Et alors concernant les pénuries alimentaires, on entend beaucoup parler. Julien Denormandie, le ministre de l'Agriculture, a plutôt été rassurant à ce sujet. Mais est-ce qu'il y a un risque de pénurie alimentaire dans certains pays ?

18:09
Invité

Oui. Là, vous avez, grosso modo, avec ce qui se passe... L'Ukraine et la Russie sont des gros producteurs de blé. L'Ukraine, en plus, c'est ce qu'on appelle un swing producer. C'est-à-dire que c'est un producteur qui peut s'adapter à des aléas de la demande. S'il y a plus de demandes parce qu'il y a eu, je ne sais pas moi, une sécheresse ou un gel dans un autre pays producteur, l'Ukraine pouvait compenser en rajoutant de la production. Or, ces deux pays, aujourd'hui, sont impactés par la guerre. Enfin, l'Ukraine est impactée très fortement par la guerre. Et la Russie garde une partie de ses réserves pour elle-même. Voilà.

Parce qu'avec les sanctions internationales, et ainsi de suite, et puis je pense qu'elle prévoit peut-être qu'il puisse y avoir un problème. Donc, elle garde une partie de ses réserves pour elle. Donc, il va y avoir des grosses pénuries, des très grosses pénuries. Là, on estime qu'il y a 45 pays africains et pays les moins avancés qui sont à risque, aujourd'hui. Il y a plus d'un milliard d'individus, là, qui risquent de basculer dans la pauvreté et la faim. Donc, ça peut être très déstabilisant pour certaines zones. Les révoltes arabes, ça a commencé parce que vous avez le prix du pain qui a augmenté. Quelqu'un qui s'est immolé par le feu. Donc, les denrées alimentaires ont augmenté.

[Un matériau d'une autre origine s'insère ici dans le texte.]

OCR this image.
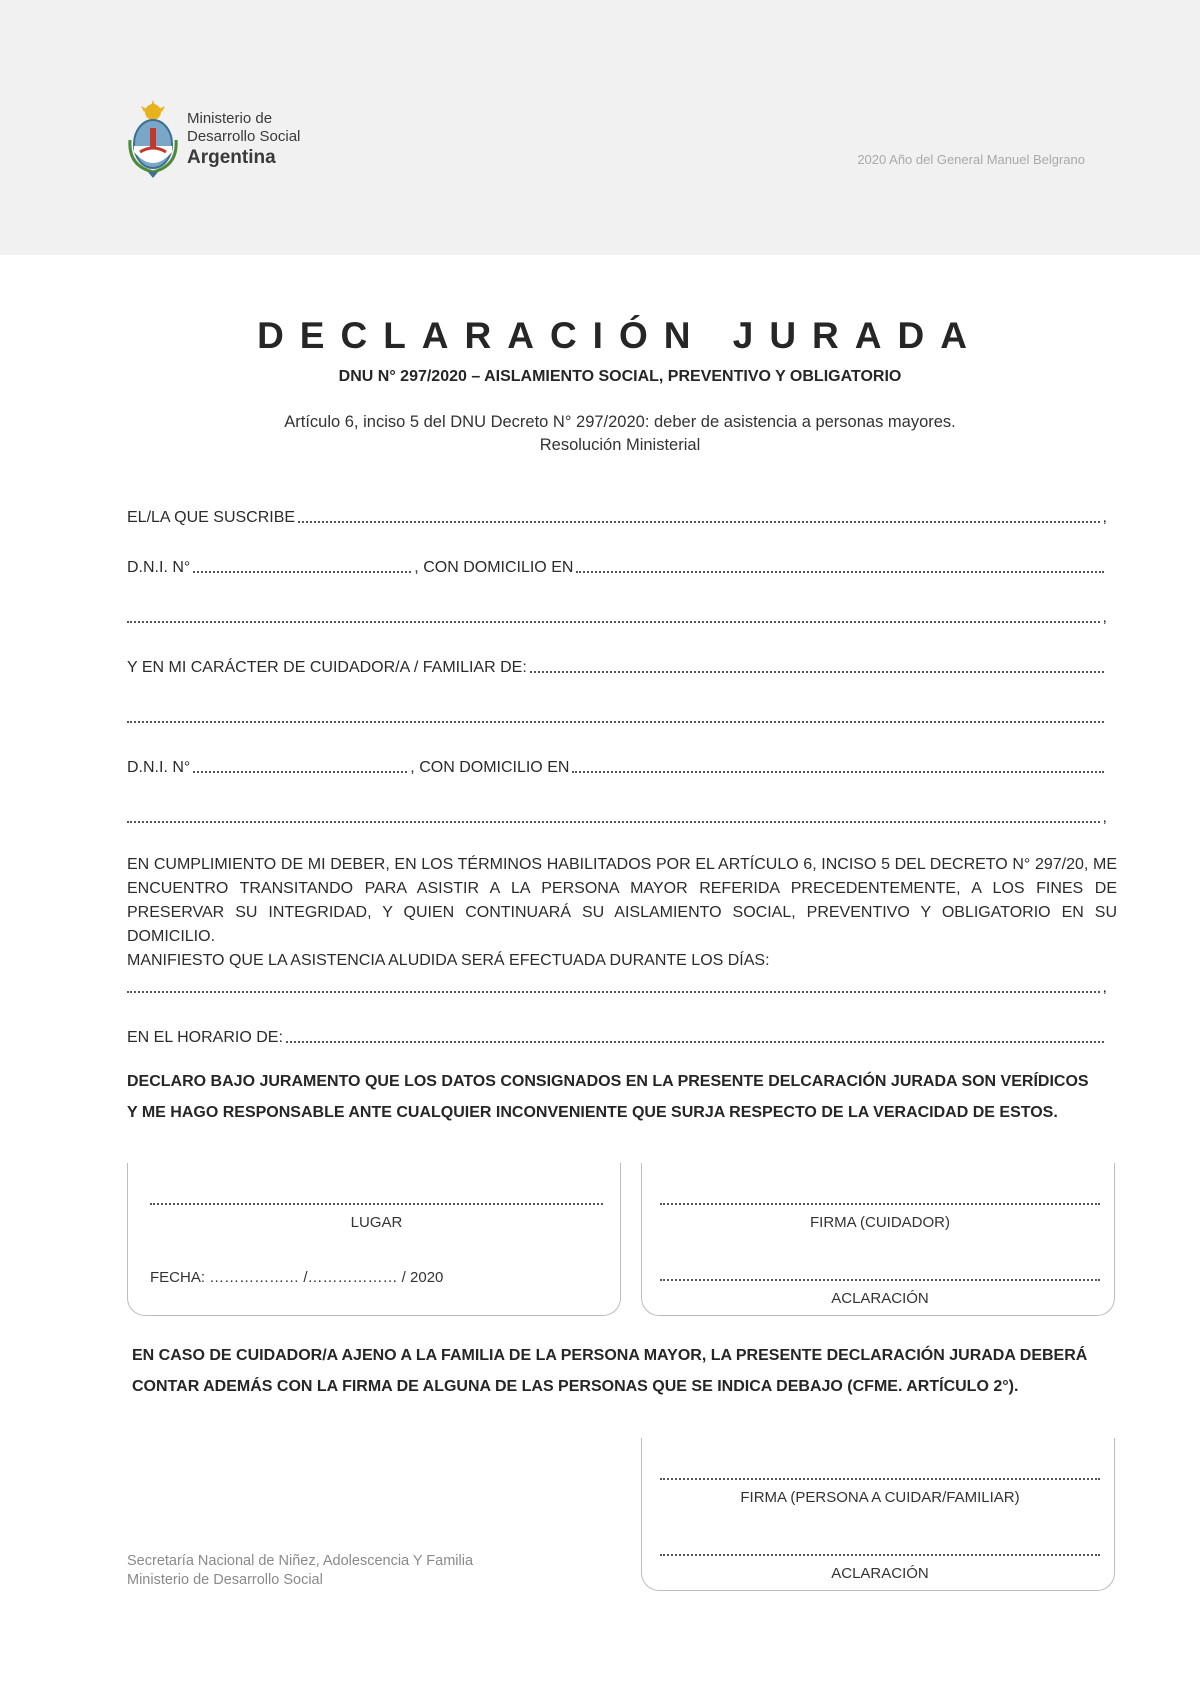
Ministerio de
Desarrollo Social
Argentina	2020 Año del General Manuel Belgrano
DECLARACIÓN JURADA
DNU N° 297/2020 – AISLAMIENTO SOCIAL, PREVENTIVO Y OBLIGATORIO
Artículo 6, inciso 5 del DNU Decreto N° 297/2020: deber de asistencia a personas mayores.
Resolución Ministerial
EL/LA QUE SUSCRIBE	,
D.N.I. N°	, CON DOMICILIO EN
,
Y EN MI CARÁCTER DE CUIDADOR/A / FAMILIAR DE:
D.N.I. N°	, CON DOMICILIO EN
,
EN CUMPLIMIENTO DE MI DEBER, EN LOS TÉRMINOS HABILITADOS POR EL ARTÍCULO 6, INCISO 5 DEL DECRETO N° 297/20, ME ENCUENTRO TRANSITANDO PARA ASISTIR A LA PERSONA MAYOR REFERIDA PRECEDENTEMENTE, A LOS FINES DE PRESERVAR SU INTEGRIDAD, Y QUIEN CONTINUARÁ SU AISLAMIENTO SOCIAL, PREVENTIVO Y OBLIGATORIO EN SU DOMICILIO.
MANIFIESTO QUE LA ASISTENCIA ALUDIDA SERÁ EFECTUADA DURANTE LOS DÍAS:
,
EN EL HORARIO DE:
DECLARO BAJO JURAMENTO QUE LOS DATOS CONSIGNADOS EN LA PRESENTE DELCARACIÓN JURADA SON VERÍDICOS
Y ME HAGO RESPONSABLE ANTE CUALQUIER INCONVENIENTE QUE SURJA RESPECTO DE LA VERACIDAD DE ESTOS.
LUGAR
FECHA: ……………… /……………… / 2020
FIRMA (CUIDADOR)
ACLARACIÓN
EN CASO DE CUIDADOR/A AJENO A LA FAMILIA DE LA PERSONA MAYOR, LA PRESENTE DECLARACIÓN JURADA DEBERÁ
CONTAR ADEMÁS CON LA FIRMA DE ALGUNA DE LAS PERSONAS QUE SE INDICA DEBAJO (CFME. ARTÍCULO 2°).
FIRMA (PERSONA A CUIDAR/FAMILIAR)
ACLARACIÓN
Secretaría Nacional de Niñez, Adolescencia Y Familia
Ministerio de Desarrollo Social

Les gens arrivaient à survivre. Alors, il y a des pays où l'aliment principal, c'est le pain. L'Égypte, etc. Donc, arriver à survivre, puis les prix augmentent. Ils n'arrivent plus à survivre. Donc, ils n'en peuvent plus. Ils s'immolent par le feu. Ça va mettre des gens dans la pauvreté, dans la faim. Donc, ça va déstabiliser des régions entières, cette crise-là. Donc, en France, il n'y a pas de gros problèmes, à part l'inflation qui touche les classes modestes, qui reste un problème. Mais dans le monde, il risque d'y avoir des problèmes assez forts si le conflit continue à s'enliser.

Parce que quand les matières premières augmentent, vous savez déjà, le Covid avait été une régression très forte dans la lutte contre la pauvreté. Mais qui n'était déjà pas fameuse, parce que la lutte contre la pauvreté au niveau international, la plupart des gens qui sont sortis de la pauvreté sont des gens qui vivent en Chine ou en Inde, des pays à fort taux de croissance. Mais en Afrique, la pauvreté a augmenté ces dernières années. Avec la crise du Covid, elle a encore plus augmenté. Et là, avec la crise alimentaire, ça risque d'être… Donc, vous avez pareil un cumul de chocs qui risque de déstabiliser des populations entières et des pays entiers.

Donc là, il y a un vrai risque de géopolitique internationale, clairement.